Wednesday, May 22, 2013

Tragic (but tasty) Snickerdoodles

Snickerdoodle fail
First try in the back, second in front
I am a serious stickler when it comes to fats and oils. No, I don't substitute applesauce for all fats and I don't think that all butter has to come from cows who were hugged daily but I. Hate. Shortening. I grew up on the stuff and now that I know what's in it and how it's made, (lots of refining and crappy for you trans-fat) I avoid it like the plague. I use butter, lard and other oils instead of shortening as much as possible (which is not terribly often).

So here comes the problem. A co-worker asked if I'd make snickerdoodles for the monthly staff meeting. "This shouldn't be too hard," I thought. Wrong!
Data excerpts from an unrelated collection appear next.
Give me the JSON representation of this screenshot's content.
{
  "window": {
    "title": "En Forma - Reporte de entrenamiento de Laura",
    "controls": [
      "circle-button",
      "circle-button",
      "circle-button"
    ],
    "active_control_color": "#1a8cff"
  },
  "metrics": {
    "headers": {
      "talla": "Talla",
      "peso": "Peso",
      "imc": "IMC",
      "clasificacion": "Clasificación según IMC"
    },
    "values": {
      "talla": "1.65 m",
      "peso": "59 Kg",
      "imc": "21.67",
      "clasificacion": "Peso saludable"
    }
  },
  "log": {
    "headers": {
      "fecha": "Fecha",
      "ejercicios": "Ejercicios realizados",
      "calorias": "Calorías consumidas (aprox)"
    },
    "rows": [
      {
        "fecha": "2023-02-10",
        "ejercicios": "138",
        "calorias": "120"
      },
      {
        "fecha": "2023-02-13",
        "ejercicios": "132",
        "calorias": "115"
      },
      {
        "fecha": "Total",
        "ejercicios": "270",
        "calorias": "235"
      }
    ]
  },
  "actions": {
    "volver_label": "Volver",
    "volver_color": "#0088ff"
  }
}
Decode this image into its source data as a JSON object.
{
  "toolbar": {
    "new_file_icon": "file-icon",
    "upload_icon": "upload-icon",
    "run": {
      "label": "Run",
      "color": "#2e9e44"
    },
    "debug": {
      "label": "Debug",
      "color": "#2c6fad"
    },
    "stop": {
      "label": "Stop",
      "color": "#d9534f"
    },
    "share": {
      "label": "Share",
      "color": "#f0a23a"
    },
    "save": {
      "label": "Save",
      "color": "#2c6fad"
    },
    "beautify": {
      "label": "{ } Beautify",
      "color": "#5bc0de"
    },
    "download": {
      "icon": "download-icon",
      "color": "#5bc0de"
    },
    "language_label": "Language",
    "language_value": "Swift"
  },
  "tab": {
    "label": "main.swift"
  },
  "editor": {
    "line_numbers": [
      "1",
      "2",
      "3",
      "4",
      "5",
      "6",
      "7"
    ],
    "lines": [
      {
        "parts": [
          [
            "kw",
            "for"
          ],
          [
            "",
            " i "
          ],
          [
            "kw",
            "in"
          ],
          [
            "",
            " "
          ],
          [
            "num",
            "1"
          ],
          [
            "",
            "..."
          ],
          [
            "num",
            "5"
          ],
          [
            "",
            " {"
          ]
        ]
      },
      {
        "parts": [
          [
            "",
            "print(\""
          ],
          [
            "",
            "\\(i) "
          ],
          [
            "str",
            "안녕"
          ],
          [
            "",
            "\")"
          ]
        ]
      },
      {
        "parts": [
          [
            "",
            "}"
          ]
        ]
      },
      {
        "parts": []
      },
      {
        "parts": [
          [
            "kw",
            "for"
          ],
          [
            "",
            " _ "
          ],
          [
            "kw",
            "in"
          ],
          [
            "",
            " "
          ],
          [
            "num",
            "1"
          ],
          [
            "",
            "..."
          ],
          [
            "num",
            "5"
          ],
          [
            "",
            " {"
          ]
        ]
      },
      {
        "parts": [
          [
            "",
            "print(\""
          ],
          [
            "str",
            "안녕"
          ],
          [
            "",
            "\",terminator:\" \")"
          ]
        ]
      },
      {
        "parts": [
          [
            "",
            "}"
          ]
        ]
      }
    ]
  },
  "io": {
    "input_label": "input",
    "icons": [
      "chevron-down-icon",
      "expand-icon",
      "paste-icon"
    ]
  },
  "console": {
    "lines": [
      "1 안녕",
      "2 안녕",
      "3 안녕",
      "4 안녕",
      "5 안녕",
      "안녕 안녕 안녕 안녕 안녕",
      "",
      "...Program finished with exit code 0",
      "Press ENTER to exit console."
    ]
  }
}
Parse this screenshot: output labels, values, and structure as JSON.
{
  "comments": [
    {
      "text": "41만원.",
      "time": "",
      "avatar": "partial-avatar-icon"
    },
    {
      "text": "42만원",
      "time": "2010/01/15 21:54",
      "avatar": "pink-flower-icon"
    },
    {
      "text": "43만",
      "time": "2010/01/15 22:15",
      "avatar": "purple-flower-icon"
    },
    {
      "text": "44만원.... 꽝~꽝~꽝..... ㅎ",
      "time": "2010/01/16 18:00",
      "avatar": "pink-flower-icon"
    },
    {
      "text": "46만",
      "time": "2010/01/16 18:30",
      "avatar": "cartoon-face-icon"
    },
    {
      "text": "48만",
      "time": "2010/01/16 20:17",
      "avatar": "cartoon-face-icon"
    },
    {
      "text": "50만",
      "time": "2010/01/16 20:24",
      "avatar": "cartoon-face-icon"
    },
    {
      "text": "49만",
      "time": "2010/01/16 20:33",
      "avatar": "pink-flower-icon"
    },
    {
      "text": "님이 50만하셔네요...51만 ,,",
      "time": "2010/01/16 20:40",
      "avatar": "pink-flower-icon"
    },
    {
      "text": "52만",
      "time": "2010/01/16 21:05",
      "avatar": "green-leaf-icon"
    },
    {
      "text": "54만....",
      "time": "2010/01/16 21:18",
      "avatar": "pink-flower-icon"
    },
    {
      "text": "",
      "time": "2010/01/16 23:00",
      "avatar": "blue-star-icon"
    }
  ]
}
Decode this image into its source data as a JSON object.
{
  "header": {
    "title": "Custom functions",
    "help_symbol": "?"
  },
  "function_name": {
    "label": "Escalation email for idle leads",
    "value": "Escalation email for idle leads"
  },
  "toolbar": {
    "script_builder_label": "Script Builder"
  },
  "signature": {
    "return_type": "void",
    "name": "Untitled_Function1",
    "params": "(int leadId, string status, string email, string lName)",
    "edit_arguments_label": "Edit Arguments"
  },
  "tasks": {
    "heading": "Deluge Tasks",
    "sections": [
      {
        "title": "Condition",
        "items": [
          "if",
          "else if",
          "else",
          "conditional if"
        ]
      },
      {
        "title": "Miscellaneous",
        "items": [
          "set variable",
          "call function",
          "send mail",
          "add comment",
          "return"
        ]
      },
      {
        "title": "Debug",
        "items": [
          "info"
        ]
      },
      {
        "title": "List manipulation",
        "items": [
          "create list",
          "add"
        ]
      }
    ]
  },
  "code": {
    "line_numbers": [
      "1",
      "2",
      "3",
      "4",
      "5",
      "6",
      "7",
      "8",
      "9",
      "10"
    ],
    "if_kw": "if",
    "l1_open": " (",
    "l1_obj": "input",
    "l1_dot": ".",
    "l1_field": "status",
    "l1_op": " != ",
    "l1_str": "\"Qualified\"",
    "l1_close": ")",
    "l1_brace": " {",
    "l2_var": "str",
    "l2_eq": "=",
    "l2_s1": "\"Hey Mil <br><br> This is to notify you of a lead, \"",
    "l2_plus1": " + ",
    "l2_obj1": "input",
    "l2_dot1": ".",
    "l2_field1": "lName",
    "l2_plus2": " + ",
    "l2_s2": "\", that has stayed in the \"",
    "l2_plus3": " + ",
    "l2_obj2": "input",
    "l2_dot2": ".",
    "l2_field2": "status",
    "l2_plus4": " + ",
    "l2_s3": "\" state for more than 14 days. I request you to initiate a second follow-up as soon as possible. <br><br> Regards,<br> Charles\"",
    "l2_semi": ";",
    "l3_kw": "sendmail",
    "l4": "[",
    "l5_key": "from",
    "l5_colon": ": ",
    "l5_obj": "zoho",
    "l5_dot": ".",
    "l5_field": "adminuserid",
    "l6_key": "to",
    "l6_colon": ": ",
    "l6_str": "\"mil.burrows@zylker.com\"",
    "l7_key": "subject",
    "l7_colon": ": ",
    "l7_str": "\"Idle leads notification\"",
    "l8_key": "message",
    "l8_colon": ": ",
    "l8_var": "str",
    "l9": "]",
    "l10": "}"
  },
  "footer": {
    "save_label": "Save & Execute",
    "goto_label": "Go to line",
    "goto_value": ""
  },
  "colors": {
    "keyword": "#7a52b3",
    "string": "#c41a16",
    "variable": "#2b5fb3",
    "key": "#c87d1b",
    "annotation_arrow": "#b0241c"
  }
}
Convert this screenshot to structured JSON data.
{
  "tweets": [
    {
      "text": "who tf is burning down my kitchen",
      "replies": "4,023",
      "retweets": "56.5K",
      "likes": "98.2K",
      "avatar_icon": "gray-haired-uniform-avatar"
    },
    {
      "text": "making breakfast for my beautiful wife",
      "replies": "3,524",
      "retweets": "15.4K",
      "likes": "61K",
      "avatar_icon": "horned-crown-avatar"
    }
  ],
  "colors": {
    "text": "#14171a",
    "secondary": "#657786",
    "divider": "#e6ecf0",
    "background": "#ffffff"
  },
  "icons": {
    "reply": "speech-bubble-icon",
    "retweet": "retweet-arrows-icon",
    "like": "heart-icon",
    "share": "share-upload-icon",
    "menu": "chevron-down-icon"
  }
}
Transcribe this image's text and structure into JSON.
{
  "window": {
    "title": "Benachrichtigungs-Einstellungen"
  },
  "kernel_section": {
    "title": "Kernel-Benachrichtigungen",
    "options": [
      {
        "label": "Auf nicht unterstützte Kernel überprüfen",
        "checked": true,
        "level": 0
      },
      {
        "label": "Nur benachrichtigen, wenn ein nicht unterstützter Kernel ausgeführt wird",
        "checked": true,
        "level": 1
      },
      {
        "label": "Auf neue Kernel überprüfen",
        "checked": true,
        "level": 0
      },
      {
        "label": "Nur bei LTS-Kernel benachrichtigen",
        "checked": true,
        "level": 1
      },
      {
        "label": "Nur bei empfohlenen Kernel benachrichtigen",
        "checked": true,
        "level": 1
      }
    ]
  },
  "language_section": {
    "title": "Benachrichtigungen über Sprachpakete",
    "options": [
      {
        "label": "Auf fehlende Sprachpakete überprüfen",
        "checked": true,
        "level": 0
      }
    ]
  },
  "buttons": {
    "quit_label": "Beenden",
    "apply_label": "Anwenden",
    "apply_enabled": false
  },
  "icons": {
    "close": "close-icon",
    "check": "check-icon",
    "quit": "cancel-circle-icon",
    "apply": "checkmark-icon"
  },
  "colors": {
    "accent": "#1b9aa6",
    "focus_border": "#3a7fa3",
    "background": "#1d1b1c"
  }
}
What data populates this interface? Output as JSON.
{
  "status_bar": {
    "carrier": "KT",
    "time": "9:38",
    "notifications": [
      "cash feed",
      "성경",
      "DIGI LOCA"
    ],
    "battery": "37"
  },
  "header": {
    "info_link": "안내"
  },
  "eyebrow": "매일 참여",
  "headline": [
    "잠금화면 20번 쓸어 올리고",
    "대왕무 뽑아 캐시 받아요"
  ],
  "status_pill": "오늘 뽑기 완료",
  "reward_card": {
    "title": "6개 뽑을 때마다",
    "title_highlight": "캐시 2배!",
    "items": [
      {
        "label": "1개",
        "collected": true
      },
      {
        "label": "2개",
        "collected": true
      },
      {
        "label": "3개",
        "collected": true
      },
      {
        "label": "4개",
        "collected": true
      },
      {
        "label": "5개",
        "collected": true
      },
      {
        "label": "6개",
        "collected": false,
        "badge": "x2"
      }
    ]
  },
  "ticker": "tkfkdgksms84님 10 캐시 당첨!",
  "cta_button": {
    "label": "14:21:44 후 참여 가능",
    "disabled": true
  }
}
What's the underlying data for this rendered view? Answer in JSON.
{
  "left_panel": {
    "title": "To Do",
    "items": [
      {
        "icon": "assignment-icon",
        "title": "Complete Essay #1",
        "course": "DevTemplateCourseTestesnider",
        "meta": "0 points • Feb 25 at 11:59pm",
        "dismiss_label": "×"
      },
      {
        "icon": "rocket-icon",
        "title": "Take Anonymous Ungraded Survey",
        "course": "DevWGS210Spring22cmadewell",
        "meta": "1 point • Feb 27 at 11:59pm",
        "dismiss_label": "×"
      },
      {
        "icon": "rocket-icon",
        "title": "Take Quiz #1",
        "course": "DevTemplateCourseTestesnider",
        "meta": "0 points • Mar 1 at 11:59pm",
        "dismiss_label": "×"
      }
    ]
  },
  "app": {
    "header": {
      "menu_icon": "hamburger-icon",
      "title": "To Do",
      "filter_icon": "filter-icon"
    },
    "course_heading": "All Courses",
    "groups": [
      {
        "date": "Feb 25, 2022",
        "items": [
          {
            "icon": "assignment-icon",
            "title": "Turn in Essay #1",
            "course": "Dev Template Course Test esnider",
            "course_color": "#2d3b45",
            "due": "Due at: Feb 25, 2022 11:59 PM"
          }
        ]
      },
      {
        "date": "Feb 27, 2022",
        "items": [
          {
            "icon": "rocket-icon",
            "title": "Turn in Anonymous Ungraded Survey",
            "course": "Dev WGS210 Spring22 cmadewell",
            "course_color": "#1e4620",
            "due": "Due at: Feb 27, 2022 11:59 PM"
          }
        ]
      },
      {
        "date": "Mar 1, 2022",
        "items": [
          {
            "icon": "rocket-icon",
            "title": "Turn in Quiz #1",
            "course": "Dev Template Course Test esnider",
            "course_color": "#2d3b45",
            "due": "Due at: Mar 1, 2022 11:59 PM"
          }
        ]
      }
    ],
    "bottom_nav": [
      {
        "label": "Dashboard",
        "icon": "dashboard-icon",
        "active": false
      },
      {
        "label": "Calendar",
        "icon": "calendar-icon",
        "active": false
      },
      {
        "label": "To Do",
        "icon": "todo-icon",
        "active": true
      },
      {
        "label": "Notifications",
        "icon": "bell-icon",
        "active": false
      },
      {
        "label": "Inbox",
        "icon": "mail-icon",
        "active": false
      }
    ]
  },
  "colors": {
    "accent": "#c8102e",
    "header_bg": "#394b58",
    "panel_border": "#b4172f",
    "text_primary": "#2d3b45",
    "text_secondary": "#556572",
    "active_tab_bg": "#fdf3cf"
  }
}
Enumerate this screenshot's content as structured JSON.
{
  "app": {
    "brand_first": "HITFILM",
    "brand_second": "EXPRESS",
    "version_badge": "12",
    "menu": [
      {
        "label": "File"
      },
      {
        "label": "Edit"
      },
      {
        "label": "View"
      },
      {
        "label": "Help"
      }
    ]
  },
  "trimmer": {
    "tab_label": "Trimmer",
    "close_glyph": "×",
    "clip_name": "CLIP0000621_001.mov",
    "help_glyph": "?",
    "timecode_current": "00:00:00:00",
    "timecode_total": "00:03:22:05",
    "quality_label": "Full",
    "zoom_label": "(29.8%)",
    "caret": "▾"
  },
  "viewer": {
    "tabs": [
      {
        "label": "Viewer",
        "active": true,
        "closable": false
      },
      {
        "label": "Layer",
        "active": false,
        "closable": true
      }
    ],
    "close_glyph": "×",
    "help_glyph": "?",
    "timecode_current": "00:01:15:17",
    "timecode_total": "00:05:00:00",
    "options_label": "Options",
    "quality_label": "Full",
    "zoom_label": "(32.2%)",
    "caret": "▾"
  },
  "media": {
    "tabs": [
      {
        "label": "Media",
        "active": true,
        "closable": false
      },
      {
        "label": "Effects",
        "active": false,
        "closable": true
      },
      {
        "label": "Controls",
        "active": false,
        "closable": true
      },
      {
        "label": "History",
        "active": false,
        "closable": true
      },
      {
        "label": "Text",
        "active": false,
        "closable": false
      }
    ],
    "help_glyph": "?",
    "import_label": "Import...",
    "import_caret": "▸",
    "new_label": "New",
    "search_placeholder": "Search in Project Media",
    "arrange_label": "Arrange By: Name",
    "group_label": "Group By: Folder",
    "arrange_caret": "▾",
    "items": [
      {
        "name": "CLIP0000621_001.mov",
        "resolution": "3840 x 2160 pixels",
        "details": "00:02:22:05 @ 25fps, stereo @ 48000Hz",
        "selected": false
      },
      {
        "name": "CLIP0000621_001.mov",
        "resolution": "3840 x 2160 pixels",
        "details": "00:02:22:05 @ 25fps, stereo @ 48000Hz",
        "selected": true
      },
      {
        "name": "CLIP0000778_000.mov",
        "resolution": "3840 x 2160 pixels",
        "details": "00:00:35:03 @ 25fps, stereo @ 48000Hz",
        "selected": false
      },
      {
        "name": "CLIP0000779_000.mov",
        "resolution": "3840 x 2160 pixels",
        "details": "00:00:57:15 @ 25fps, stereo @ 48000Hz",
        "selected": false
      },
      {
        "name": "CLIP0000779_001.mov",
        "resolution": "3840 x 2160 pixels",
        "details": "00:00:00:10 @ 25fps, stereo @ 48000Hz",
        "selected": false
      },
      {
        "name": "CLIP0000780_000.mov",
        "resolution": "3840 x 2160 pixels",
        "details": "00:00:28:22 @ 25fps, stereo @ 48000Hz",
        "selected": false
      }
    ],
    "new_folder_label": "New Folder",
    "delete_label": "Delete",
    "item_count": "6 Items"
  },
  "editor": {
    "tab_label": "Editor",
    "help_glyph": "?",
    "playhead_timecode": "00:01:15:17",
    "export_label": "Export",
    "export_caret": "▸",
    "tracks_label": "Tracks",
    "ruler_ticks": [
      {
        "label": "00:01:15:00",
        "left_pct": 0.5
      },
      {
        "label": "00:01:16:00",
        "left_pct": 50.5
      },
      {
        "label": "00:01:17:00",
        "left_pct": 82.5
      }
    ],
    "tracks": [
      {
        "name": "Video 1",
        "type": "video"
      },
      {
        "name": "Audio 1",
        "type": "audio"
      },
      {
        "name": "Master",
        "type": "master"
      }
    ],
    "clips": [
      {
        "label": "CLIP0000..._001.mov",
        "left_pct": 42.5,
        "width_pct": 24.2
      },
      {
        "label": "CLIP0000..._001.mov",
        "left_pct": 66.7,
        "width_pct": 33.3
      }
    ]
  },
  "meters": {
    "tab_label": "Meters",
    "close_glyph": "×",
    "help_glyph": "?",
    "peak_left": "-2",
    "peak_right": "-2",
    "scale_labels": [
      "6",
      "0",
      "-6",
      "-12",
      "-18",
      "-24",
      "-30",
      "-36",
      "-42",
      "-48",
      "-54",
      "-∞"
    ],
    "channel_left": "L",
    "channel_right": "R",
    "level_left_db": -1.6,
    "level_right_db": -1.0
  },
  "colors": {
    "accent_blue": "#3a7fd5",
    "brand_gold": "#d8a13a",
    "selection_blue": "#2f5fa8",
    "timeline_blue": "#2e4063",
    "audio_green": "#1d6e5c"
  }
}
I went to the internet, found a recipe with a ton of reviews and read the reviews. The recipe used shortening. So I altered the recipe to sub butter for the shortening. It was glorious. The dough was creamy but stiff after I took it out of the fridge and rolled into little cookie balls nicely. I rolled the balls in cinnamon and sugar and flattened them down, per the most popular reviewer's method.

And disaster struck. These babies spread like warm jello. I suddenly didn't have snickerdoodle cookies, I had a very thin sheet of snickerdoodles all over my silpat. I had two trays to make so on the second tray I placed less cookies farther apart, thinking if they spread they wouldn't touch. I also didn't flatten them. I froze the dough so it would take longer to spread and I baked at 300 instead of 400, watching very very closely. Guess what? They spread again, just not running into each other this time. Sigh.

Sweetie liked the first batch of mess-ups better, saying they were more doughy. These are going to the staff meeting tomorrow night even though they're not lookers. They don't taste bad but they don't look like the pretty picture either. Any ideas for how to make them right without using shortening?